I have to admit that the "cosc
function" is new to me, and I wonder how widespread this terminology is?
So far, the only references I can find for our definition of cosc
trace to these 1999 seminar notes. Are there any other references? @JeffBezanson, where did you take this definition from when you added it in 2010?
Other definitions include:
This 2014 paper defines cosc(x)
as the Hilbert transform of sinc(x)
, i.e. cosc(x) = (1-cospi(x))/(π*x) = 2sinpi(x/2)^2 / (π*x)
(where the latter formulation is free from cancellation error), citing a 1989 paper (that also defines a "zinc" function).
This paper defines cosc(x)
as the obvious but uninteresting cos(x)/x
.
That being said, d(sinc)/dx
seems to be the most broadly useful definition, now that differentiable programming is all the rage, especially because the naive derivative implementation is numerically unstable and a correct implementation is nontrivial.

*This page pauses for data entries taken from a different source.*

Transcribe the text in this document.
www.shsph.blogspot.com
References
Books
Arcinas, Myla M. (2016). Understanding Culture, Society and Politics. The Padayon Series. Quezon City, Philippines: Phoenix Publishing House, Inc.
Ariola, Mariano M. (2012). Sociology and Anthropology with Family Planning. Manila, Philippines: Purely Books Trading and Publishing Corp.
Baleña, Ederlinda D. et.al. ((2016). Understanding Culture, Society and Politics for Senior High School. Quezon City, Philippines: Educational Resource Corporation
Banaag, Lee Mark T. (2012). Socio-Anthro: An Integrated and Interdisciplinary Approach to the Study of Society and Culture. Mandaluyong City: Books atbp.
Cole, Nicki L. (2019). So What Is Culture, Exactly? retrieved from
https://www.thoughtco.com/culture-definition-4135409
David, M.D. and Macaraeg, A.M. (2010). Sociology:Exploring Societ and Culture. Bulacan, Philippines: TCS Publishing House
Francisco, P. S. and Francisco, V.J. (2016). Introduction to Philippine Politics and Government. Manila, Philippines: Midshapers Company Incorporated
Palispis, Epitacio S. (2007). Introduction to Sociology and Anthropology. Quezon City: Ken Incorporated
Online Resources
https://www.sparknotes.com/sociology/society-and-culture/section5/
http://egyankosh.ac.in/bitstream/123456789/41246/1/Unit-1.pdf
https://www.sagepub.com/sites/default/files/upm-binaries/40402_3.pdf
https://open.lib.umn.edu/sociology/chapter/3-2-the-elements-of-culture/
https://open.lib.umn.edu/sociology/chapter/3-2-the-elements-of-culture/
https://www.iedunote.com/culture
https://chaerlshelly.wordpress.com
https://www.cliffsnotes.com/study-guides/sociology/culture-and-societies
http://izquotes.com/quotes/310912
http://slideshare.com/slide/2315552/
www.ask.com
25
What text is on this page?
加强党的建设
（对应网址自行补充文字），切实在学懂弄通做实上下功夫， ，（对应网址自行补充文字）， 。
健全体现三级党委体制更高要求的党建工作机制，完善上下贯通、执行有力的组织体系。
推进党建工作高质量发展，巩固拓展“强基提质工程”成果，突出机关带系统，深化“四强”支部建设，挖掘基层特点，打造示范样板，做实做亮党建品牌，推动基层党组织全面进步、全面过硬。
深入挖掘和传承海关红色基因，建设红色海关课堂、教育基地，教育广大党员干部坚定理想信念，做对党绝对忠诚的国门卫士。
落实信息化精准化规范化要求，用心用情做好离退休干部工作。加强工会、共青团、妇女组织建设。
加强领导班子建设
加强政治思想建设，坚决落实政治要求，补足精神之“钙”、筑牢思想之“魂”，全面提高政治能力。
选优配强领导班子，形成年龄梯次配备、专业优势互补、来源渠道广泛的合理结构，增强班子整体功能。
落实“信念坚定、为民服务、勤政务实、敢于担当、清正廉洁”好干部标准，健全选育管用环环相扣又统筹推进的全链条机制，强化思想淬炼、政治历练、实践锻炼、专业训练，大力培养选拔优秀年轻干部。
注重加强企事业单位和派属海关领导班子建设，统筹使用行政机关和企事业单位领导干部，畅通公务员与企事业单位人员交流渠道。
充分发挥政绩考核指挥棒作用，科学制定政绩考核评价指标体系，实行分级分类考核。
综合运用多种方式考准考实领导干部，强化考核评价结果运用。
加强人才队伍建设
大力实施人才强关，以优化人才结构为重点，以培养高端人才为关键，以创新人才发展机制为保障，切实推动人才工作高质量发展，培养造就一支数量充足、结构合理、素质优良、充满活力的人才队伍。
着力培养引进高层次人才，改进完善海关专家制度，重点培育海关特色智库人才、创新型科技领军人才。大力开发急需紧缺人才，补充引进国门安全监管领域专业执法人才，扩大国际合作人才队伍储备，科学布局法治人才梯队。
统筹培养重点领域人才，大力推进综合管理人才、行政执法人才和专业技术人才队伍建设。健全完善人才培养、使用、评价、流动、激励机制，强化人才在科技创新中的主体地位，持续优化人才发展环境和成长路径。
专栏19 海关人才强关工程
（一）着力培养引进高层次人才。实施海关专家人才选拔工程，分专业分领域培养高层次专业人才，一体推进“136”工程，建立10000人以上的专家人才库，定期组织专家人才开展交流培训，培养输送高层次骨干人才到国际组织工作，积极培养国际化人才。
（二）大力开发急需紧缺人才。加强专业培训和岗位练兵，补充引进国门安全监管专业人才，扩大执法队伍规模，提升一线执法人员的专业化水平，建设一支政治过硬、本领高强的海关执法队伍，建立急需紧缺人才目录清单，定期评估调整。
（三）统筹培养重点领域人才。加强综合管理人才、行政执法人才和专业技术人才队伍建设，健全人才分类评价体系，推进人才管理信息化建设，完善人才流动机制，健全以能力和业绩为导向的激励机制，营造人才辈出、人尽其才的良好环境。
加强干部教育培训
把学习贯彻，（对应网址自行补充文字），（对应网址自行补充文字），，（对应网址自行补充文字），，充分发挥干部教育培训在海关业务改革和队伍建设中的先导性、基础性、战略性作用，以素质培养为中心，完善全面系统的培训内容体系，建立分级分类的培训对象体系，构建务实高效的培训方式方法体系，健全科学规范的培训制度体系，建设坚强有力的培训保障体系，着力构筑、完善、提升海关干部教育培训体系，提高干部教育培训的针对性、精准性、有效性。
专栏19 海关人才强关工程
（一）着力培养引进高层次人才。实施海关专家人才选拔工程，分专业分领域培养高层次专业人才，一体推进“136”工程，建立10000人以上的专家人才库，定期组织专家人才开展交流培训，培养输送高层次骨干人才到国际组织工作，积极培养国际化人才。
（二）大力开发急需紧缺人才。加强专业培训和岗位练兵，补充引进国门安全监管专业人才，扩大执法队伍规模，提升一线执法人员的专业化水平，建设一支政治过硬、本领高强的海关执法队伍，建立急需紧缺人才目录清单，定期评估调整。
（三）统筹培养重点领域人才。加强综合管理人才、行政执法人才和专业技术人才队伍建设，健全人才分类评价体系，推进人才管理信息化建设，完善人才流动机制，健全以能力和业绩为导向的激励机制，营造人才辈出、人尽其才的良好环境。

I don't remember, but it's possible I got it from those very notes --- I probably learned about it in the context of windowing functions for image reconstruction. I'm pretty sure we used the derivative definition in the MRI lab.
Just for the record, I found sinc
first in a recent paper A novel formalisation of the Markov-Dubins problem published robotic conference this year. It enables to model both straight and turn trajectory segments by a single equation.
@petvana, the sinc
function is totally standard (modulo two conventions about π factors) — it's only cosc
that I was wondering about.
The main motivation to use sinc function is its nice and smooth behavior around zero. However, the current implementation can produce results greater than 1 close to zero, and the results are not even monotonous.
Possible solution is simple:
However, this is not general enough for various data types, because the constant 1e-10 does not work for more precise data types.